Max Pollak’s workshops at the New Balkan Rhythm festival
MeloBody – Song Yourself
The workshops will introduce Max Pollak’s full-body concept of making music:
Feeling and playing the pulse, the rhythmic style and the melody elements while expressing yourself through your own movement.
Participants will experience some folkloric music as well as Max’s original compositions, singing and dancing several parts together in groups.
Tell us more about your art style.
My art style is an original combination of rhythmic expression with my feet, my hands and my voice at the same time and there is nobody in the world who does it like I do it. It’s tap dancing, body percussion and singing vocals at the same time and I’m moving and dancing. I enjoy doing that.
I enjoy improvising. I am very happy to do free improvisation. I’ve done a lot of projects where the entire concert or the entire project was based on improvisation.
I am also a composer and arranger, so I also do a lot of work where everything is written out and everything is composed and there is very little improvisation. I perform classical music, which is very important to me, also.
I am not really attached to any specific style of art. I am very happy going in many directions and exploring many different avenues and many different facets and styles and genres. To me there is only music and art. I try to not limit myself, not to see the boundaries and separate the genres.
Tell us more about how you teach and what you prefer in teaching.
I teach rhythm and music through several different ways of expression. I teach rhythm through the body, the feet, hands and voice and also through the movement. Basically, I try to share with people how easily they can connect their feet, legs, arms and bodies to their musical ideas.
Everybody has music in their soul, everybody has musical ideas, the problem is that most people don’t think that they have music inside of them, but everybody does. It is just important to be patient and to find the door to open so that any person can express themself. But I believe very strongly that every person has music and art inside of them. I think it is a part of our genetic code as humans that we have an artistic instinct to want to express ourselves and make something that is not necessarily immediately important for survival, but just for fun and enjoyment and to inspire each other.

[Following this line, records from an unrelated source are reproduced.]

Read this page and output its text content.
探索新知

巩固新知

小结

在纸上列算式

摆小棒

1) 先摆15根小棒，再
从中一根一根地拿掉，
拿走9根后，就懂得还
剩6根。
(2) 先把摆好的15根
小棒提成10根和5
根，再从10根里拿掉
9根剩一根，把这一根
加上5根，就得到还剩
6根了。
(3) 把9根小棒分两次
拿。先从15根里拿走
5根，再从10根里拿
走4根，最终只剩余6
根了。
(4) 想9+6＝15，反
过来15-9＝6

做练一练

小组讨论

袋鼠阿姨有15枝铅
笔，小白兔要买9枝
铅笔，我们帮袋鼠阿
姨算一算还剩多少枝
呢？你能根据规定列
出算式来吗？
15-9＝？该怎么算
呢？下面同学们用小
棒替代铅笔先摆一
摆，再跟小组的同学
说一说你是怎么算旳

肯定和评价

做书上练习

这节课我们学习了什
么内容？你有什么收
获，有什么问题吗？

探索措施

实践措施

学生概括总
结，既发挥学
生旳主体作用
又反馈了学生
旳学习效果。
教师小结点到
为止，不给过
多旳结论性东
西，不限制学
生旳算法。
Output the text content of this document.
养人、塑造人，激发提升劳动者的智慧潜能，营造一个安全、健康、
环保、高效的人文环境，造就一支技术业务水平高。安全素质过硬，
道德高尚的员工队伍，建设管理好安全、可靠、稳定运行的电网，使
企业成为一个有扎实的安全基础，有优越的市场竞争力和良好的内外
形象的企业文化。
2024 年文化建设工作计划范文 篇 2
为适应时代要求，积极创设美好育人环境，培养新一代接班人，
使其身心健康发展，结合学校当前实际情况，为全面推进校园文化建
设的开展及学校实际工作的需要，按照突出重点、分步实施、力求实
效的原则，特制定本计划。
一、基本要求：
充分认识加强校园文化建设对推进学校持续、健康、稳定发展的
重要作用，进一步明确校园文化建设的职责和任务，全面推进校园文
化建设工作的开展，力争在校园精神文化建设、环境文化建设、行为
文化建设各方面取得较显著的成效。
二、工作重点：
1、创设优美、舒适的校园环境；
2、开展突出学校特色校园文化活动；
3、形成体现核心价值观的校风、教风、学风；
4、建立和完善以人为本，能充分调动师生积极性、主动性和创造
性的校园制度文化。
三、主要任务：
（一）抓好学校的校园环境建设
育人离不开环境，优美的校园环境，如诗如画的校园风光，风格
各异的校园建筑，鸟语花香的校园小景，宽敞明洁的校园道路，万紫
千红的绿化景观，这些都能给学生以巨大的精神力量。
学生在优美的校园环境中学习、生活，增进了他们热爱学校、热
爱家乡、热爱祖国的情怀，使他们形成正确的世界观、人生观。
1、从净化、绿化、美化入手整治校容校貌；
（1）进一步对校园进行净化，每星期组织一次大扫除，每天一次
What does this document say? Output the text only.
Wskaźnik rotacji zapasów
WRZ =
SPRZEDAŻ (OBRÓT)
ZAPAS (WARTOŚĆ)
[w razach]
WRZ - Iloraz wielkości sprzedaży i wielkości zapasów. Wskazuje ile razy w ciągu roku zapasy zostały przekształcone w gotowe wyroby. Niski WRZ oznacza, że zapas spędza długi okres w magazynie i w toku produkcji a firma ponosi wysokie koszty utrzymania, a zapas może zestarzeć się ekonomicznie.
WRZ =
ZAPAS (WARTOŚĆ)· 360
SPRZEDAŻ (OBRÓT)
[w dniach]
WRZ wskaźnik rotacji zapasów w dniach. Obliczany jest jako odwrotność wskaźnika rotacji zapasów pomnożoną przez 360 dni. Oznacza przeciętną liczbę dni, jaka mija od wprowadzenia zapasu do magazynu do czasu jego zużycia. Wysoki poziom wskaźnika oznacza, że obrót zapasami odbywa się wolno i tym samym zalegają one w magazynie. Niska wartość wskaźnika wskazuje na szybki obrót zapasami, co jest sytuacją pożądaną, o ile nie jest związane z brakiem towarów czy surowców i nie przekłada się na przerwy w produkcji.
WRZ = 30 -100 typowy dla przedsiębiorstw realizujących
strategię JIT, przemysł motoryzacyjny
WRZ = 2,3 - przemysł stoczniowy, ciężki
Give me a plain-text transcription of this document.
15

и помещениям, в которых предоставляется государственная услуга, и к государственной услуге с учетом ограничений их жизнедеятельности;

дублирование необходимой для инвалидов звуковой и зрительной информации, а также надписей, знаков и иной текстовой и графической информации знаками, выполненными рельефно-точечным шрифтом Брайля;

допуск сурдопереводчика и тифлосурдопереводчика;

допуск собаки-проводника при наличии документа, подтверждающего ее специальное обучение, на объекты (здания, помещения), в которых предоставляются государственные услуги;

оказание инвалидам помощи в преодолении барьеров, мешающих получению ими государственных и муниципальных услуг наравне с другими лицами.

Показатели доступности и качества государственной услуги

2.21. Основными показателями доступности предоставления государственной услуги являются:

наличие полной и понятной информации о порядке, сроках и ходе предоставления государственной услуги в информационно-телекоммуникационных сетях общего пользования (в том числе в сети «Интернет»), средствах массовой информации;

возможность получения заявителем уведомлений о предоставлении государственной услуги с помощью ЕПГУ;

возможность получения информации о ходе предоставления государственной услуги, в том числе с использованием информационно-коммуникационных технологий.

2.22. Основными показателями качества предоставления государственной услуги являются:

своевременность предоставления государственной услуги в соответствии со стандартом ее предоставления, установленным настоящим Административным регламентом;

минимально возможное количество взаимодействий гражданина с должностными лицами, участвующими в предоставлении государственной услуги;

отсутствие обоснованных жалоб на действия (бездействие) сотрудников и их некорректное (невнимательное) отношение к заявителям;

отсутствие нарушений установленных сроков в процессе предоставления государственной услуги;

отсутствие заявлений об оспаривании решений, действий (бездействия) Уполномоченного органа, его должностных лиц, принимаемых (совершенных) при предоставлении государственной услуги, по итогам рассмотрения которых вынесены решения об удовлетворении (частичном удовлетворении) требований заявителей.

I think that is really the key and that is what I try to teach, to help everybody find that door so they can open that door and let the art come out. Whether it’s through singing, clapping, doing body percussion, it doesn’t really matter, but I want to be the person who helps you express yourself artistically.
I teach rhythmic patterns that are based in Afro-Cuban culture, Afro-Brazilian culture and I also teach many other different traditions. In this workshop I will be mainly focusing on Brazilian and Cuban rhythms.
What will your workshops at the festival New Balkan Rhythm focus on? Who can follow them?
My workshops are for anybody, everybody can do these kinds of rhythms.
It is just a matter of patience: you just have to listen, pay attention and practice a little bit. It’s easy enough for anybody to do.
You don’t have to be a dancer or a musician, you just have to want to do it.